To me, a responsible breeder would kindly put such deformed fish down or keep it in a non-breeding environment to live an easy life. Not try and say it's something special, expensive and a trait that should be bred for.


----------



## CarmanDirda (Feb 20, 2012)

That's strange looking. The back is even deformed. Part of me hopes it was born that way and the fin wasn't snipped off.


----------



## Tikibirds (May 26, 2011)

That's kinda creepy looking :shock:


----------



## Luimeril (Dec 29, 2010)

a friend of mine bought a beautiful cambodian girl from PetCo who's missing her dorsal. like the female in that pair, where it's supposed to be, is just a lump. x: those two are beautiful, i adore the male's color, but for $200.... i could get a wonderful breeder pair from a good breeder. or, a few good breeding pairs. :I


----------



## Zappity (Oct 15, 2011)

What the HECK?! Can you say deformed spine?! What is wrong with people?! I just hope they were born that way and didn't have their dorsals snipped off!


----------



## sharka91 (Mar 8, 2011)

they look to be born that way.

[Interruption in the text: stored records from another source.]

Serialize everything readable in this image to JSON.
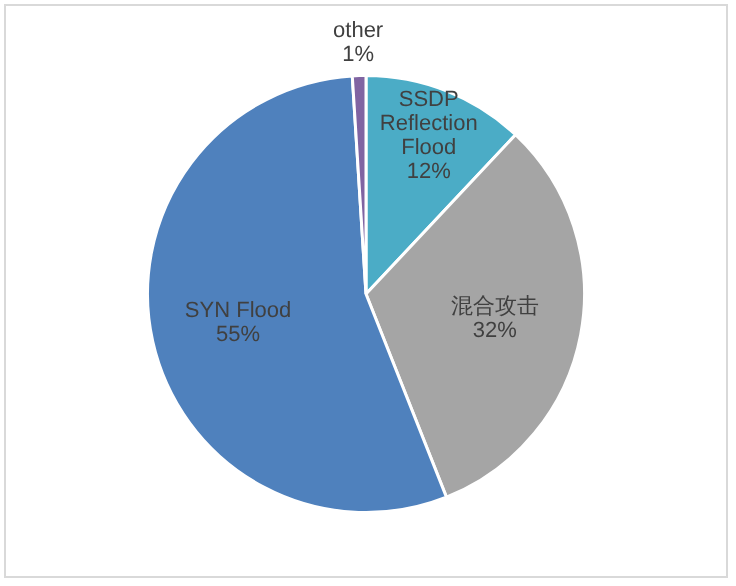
{
  "chart_data": {
    "type": "pie",
    "categories": [
      "SSDP Reflection Flood",
      "混合攻击",
      "SYN Flood",
      "other"
    ],
    "values": [
      12,
      32,
      55,
      1
    ],
    "value_labels": [
      "12%",
      "32%",
      "55%",
      "1%"
    ],
    "colors": [
      "#4bacc6",
      "#a5a5a5",
      "#4f81bd",
      "#8064a2"
    ],
    "legend": false
  }
}
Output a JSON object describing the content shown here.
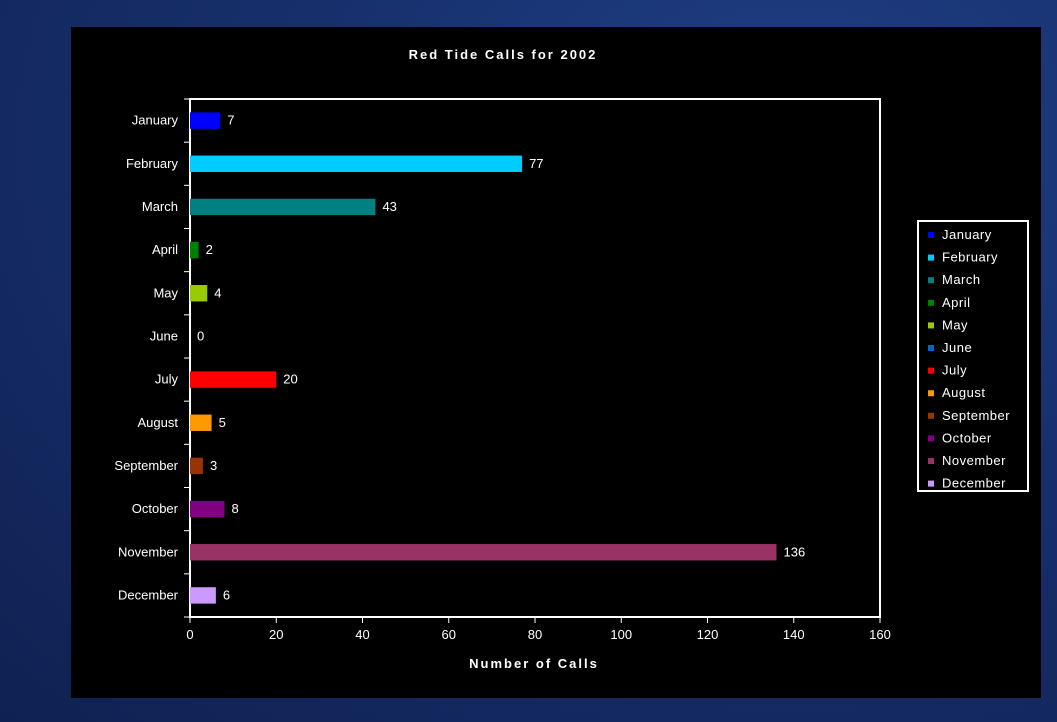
{
  "chart_data": {
    "type": "bar",
    "orientation": "horizontal",
    "title": "Red Tide Calls for 2002",
    "xlabel": "Number of Calls",
    "ylabel": "",
    "xlim": [
      0,
      160
    ],
    "x_ticks": [
      "0",
      "20",
      "40",
      "60",
      "80",
      "100",
      "120",
      "140",
      "160"
    ],
    "grid": false,
    "legend_position": "right",
    "categories": [
      "January",
      "February",
      "March",
      "April",
      "May",
      "June",
      "July",
      "August",
      "September",
      "October",
      "November",
      "December"
    ],
    "values": [
      7,
      77,
      43,
      2,
      4,
      0,
      20,
      5,
      3,
      8,
      136,
      6
    ],
    "colors": [
      "#0000ff",
      "#00ccff",
      "#008080",
      "#008000",
      "#99cc00",
      "#0066cc",
      "#ff0000",
      "#ff9900",
      "#993300",
      "#800080",
      "#993366",
      "#cc99ff"
    ],
    "legend": [
      "January",
      "February",
      "March",
      "April",
      "May",
      "June",
      "July",
      "August",
      "September",
      "October",
      "November",
      "December"
    ]
  }
}
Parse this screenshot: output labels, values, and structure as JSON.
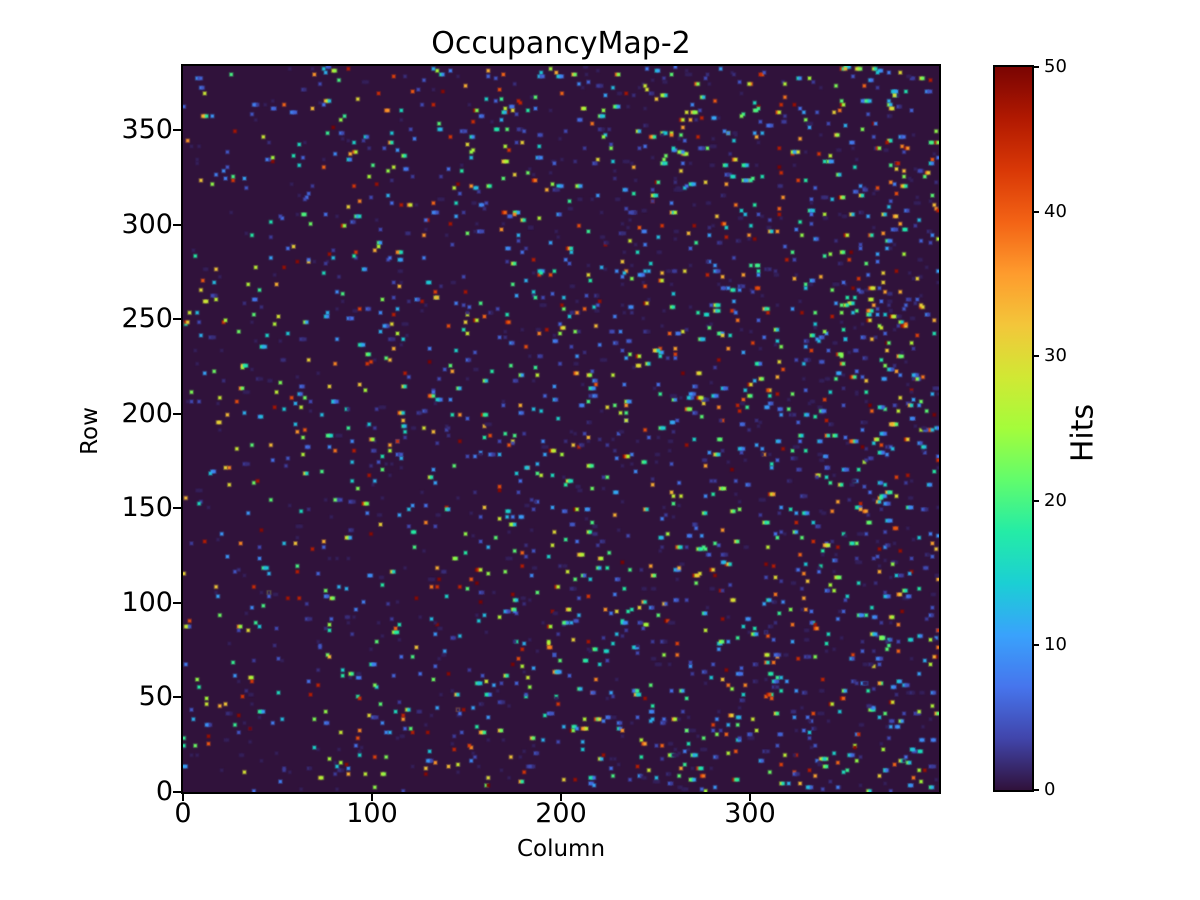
{
  "figure": {
    "background_color": "#ffffff"
  },
  "chart_data": {
    "type": "heatmap",
    "title": "OccupancyMap-2",
    "xlabel": "Column",
    "ylabel": "Row",
    "colorbar_label": "Hits",
    "cols": 400,
    "rows": 384,
    "xlim": [
      0,
      400
    ],
    "ylim": [
      0,
      384
    ],
    "x_ticks": [
      0,
      100,
      200,
      300
    ],
    "y_ticks": [
      0,
      50,
      100,
      150,
      200,
      250,
      300,
      350
    ],
    "colorbar_ticks": [
      0,
      10,
      20,
      30,
      40,
      50
    ],
    "vmin": 0,
    "vmax": 50,
    "grid": false,
    "colormap": "turbo",
    "colormap_stops": [
      "#30123b",
      "#4145ab",
      "#4675ed",
      "#39a2fc",
      "#1bcfd4",
      "#24eca6",
      "#61fc6c",
      "#a4fc3b",
      "#d1e834",
      "#f3c63a",
      "#fe9b2d",
      "#f36315",
      "#d93806",
      "#b11901",
      "#7a0402"
    ],
    "zero_value_color": "#30123b",
    "hits": {
      "description": "sparse random single-pixel hits, density increasing toward high column numbers, occasional 2-3 pixel horizontal clusters",
      "count": 2750,
      "seed": 42,
      "value_min": 1,
      "value_max": 50,
      "value_distribution_exponent": 2.2,
      "right_side_density_ratio": 2.5,
      "cluster_fraction_base": 0.15,
      "cluster_fraction_right_extra": 0.25
    }
  }
}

I dont necessarily see this as bad. They look to be otherwise healthy fish too....... lets hope. I see this as an opportunity to potentially breed new tail variants. one should not sell these kind of fish at this high of a price though.


----------



## CarmanDirda (Feb 20, 2012)

sharka91 said:


> they look to be born that way. I dont necessarily see this as bad. They look to be otherwise healthy fish too....... lets hope. I see this as an opportunity to potentially breed new tail variants. one should not sell these kind of fish at this high of a price though.


 
It could be, but I don't like that crooked spine. And the price is definately too high.


----------



## Tikibirds (May 26, 2011)

I guess it they are healthy and can live a normal life then there is no reason why they shouldnt get a nice home but I think the price is kinda high


----------



## Olympia (Aug 25, 2011)

Big ears betta are fairly new and they also fetched a high price for quite some time.. -__- People buy new things up like that.. no one seems to be interested at that price though xD


----------